A pirate crew was very much a self-organizing structure, all crew members got an equal say in decisions. Officers were generally elected including the captain and the officers. Almost all decisions were made by election or the crew voted to delegate decisions to an individual. The crews were generally cross-functional, but some specialist skills were in short supply and those crew members with technical skills were highly valued, but generally crews were expected to pitch in and perform multiple roles.
A captain was elected and his role was to set vision and direction. The captain would typically be a single voice and he ultimately became responsible for the success or failure of the project. He would choose the next target or destination and would decide how to respond to navigation hazards that could plan around. There were some perks associated with the job but generally loot was divided equally amongst the crew. A captain may get 1.5 or 2 shares. Successful captains would likely be re-elected to their position but unsuccessful ones may not be so fortunate. There was a distinct lack of authority in this role outside of navigation and strategic decisions.
Crews would also elect a quartermaster. Their job was to ensure the ship ran well. He understood the process and would do his best to coach the crew into keeping the ship running at its optimal performance. But the quartermaster did not have authority over the crew beyond this. Pirate crews were made up of runaway slaves, deserters from armies and ships or fortune seekers, but many were not skilled sailors or fighters and most had a very strong aversion to authority and discipline. Quartermasters were first and foremost coaches. They would encourage the crew to learn the necessary skills and to keep the workflow effective. Quartermasters were likely seasoned sailors with lots of experience and the ability to understand how a ship works and how to coach the crew to do it. However, unlike a formal Navy, where discipline could be used to enforce order, a pirate crew didn’t do this. If a quartermaster struck a sailor, they risked being marooned as a consequence.

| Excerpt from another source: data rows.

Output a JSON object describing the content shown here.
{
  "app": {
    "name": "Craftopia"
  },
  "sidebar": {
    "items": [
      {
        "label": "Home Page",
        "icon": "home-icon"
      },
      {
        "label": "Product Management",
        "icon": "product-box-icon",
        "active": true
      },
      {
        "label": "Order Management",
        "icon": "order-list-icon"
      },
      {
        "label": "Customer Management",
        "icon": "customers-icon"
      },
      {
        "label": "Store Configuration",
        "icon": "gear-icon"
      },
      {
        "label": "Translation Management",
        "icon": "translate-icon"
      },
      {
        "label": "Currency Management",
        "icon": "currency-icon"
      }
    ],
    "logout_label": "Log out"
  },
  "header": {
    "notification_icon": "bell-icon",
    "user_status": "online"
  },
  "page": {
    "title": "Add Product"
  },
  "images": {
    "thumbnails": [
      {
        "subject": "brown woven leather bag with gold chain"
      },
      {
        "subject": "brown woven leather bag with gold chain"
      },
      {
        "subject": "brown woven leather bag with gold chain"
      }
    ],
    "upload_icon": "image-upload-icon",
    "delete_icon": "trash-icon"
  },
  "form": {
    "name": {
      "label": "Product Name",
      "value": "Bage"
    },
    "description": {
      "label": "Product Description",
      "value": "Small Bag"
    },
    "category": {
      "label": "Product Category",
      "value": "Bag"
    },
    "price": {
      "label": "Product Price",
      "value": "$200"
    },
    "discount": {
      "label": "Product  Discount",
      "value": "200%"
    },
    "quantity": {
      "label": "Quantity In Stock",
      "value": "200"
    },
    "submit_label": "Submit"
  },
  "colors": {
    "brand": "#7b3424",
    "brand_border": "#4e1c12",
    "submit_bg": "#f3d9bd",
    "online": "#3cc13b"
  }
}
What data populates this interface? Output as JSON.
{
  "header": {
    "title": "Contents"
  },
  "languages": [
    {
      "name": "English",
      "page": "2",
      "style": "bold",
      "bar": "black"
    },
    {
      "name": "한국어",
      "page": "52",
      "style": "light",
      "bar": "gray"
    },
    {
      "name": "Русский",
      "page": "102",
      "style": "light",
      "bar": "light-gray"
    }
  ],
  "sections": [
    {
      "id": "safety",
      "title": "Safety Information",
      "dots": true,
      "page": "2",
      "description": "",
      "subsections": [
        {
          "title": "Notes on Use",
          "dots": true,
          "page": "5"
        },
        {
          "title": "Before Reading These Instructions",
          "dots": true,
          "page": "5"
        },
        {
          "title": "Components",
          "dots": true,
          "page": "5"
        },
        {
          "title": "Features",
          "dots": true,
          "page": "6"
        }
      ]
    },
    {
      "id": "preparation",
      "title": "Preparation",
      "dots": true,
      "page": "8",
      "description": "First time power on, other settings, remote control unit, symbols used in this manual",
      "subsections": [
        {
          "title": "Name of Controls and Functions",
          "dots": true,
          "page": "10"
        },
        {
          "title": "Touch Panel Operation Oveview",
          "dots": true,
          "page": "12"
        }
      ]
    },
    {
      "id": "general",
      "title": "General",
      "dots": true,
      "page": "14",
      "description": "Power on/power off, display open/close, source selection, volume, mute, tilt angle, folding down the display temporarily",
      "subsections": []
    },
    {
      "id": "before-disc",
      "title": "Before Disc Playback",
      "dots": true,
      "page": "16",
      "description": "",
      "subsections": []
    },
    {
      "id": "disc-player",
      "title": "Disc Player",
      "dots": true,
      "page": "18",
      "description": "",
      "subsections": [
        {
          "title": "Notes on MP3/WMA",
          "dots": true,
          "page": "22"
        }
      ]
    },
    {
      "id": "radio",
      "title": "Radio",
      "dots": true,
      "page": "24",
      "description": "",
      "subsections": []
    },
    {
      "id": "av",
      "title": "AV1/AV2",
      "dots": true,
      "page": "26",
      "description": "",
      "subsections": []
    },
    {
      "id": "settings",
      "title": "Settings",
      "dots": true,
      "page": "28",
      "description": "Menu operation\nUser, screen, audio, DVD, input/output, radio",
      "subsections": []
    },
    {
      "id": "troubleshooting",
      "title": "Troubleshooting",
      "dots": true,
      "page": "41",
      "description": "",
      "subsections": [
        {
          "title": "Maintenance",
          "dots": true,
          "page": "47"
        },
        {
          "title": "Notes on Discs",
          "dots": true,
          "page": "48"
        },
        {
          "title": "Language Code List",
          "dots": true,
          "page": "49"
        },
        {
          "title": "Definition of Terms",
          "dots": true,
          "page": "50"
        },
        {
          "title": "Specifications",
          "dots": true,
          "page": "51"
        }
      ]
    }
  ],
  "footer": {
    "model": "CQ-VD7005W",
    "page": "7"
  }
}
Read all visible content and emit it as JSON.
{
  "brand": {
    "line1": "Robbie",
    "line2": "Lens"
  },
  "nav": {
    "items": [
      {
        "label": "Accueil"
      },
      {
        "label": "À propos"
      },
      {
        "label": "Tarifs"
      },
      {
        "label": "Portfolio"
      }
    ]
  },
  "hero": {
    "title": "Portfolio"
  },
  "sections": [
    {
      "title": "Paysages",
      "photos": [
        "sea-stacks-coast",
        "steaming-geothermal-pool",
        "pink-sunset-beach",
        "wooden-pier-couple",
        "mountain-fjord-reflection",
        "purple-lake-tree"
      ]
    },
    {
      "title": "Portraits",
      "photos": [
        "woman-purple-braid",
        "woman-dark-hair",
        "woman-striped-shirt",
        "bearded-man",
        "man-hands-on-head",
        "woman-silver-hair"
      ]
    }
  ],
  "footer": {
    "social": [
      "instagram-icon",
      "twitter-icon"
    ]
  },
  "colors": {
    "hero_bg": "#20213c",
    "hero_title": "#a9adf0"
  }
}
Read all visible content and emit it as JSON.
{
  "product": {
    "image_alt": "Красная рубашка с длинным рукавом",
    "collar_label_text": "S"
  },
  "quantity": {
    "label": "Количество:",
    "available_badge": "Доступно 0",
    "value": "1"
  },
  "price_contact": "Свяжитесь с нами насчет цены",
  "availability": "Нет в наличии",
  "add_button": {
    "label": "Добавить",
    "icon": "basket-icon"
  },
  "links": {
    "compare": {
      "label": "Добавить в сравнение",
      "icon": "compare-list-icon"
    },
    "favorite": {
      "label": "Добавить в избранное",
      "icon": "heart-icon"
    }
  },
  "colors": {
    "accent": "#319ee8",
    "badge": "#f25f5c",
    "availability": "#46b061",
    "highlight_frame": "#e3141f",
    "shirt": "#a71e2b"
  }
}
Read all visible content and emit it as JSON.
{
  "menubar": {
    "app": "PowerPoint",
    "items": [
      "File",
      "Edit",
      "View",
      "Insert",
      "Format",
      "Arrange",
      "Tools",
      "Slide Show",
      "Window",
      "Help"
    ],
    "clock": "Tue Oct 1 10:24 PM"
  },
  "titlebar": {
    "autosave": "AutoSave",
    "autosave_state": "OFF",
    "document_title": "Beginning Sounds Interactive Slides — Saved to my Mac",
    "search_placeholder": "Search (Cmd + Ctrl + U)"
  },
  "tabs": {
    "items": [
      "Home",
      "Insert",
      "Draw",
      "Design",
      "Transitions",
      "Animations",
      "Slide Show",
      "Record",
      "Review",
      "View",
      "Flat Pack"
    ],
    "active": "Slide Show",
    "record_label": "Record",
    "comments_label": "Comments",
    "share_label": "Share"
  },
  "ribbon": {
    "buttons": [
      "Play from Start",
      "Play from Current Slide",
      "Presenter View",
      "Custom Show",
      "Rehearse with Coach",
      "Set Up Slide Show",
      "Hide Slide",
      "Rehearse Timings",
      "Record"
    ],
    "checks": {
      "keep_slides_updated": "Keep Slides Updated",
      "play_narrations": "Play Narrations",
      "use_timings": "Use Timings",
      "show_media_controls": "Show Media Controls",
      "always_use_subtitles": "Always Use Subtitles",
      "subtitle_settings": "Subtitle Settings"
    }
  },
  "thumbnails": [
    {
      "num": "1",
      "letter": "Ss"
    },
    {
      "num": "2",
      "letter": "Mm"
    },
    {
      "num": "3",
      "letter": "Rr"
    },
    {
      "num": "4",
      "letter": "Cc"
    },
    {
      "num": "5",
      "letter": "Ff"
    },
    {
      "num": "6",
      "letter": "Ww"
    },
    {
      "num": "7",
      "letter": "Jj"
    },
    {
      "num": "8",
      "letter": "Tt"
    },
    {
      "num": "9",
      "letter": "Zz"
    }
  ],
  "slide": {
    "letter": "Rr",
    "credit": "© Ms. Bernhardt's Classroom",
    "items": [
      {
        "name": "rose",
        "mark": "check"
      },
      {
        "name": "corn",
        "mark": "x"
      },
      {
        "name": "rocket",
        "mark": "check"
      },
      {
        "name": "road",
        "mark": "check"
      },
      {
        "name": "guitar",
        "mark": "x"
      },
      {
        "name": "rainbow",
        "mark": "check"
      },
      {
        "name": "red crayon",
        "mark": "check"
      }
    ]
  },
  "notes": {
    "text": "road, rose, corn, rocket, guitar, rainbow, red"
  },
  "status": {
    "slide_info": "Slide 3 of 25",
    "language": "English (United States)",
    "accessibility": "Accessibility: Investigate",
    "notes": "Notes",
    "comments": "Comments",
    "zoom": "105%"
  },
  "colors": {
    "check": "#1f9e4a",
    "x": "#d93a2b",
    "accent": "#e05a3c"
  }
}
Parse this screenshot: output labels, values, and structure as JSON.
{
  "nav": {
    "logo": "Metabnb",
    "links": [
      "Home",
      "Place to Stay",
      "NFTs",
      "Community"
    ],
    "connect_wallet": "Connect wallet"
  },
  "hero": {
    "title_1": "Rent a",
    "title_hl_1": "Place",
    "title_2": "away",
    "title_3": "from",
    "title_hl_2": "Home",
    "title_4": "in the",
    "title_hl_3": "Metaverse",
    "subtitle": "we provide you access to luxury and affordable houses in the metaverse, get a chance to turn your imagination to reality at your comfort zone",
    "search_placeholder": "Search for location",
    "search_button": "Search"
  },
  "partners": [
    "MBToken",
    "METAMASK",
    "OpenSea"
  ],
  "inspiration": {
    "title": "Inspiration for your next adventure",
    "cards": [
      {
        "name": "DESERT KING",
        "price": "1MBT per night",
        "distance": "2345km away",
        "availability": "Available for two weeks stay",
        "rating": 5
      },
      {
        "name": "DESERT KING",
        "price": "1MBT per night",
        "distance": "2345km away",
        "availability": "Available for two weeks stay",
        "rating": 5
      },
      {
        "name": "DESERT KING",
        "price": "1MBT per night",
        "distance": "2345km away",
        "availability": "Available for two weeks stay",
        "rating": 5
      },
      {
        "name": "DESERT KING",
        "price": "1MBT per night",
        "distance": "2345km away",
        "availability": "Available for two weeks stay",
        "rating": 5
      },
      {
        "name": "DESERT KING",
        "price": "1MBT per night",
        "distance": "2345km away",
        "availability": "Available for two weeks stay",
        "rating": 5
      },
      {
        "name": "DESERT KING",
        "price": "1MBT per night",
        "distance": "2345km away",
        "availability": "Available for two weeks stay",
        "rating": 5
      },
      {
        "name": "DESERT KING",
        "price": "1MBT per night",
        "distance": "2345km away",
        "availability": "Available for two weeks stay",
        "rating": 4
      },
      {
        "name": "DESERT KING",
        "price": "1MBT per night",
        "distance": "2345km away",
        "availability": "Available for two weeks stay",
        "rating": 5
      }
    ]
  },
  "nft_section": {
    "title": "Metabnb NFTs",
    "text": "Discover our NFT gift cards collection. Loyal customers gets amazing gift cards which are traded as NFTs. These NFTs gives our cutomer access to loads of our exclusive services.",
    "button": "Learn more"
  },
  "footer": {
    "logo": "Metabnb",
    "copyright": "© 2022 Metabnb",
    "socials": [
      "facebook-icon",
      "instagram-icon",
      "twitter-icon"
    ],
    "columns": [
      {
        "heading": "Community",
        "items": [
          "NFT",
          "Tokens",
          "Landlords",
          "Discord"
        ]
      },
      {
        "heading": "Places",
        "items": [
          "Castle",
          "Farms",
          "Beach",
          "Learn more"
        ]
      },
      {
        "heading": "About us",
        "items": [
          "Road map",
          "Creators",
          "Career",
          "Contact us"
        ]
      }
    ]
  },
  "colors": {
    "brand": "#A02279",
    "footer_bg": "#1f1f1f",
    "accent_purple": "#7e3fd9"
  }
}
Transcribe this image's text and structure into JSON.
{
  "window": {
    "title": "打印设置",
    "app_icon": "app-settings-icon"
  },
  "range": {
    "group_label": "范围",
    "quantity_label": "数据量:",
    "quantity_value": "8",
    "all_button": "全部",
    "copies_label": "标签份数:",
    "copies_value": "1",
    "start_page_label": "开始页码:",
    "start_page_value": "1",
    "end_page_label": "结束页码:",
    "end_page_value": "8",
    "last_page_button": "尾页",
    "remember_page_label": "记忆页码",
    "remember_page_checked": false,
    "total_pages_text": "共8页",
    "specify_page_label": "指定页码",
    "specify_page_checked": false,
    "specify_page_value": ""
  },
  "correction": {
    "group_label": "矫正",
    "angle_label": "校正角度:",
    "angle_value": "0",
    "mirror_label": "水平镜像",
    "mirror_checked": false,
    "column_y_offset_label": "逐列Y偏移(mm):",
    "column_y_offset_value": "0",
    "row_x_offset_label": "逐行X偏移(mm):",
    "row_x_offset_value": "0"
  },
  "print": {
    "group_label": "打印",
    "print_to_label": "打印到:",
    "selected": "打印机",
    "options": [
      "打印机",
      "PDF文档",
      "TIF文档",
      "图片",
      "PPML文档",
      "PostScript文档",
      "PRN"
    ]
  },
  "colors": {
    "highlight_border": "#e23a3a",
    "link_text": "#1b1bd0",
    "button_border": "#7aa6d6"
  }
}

All crew members had responsibilities and were held accountable by their peers, and all understood that the crew stood or fell on its own, so anyone not pulling their weight or letting the crew down was a liability. While there were officers, the officers were organizational necessities not authority figures, and their role was more about communication than control. Discipline was most definitely not enforced by officers.
The pirate code: Is this perhaps the earliest documented team-working agreement? Each crew had and documented their code and held the other members of their crew accountable to it. The code contained how decisions were made and what decisions were delegated. For example, they decided how loot was divided or how the team interacted with each other. It was clear that in most cases, it was a flat structure and that roles were temporary and were elected.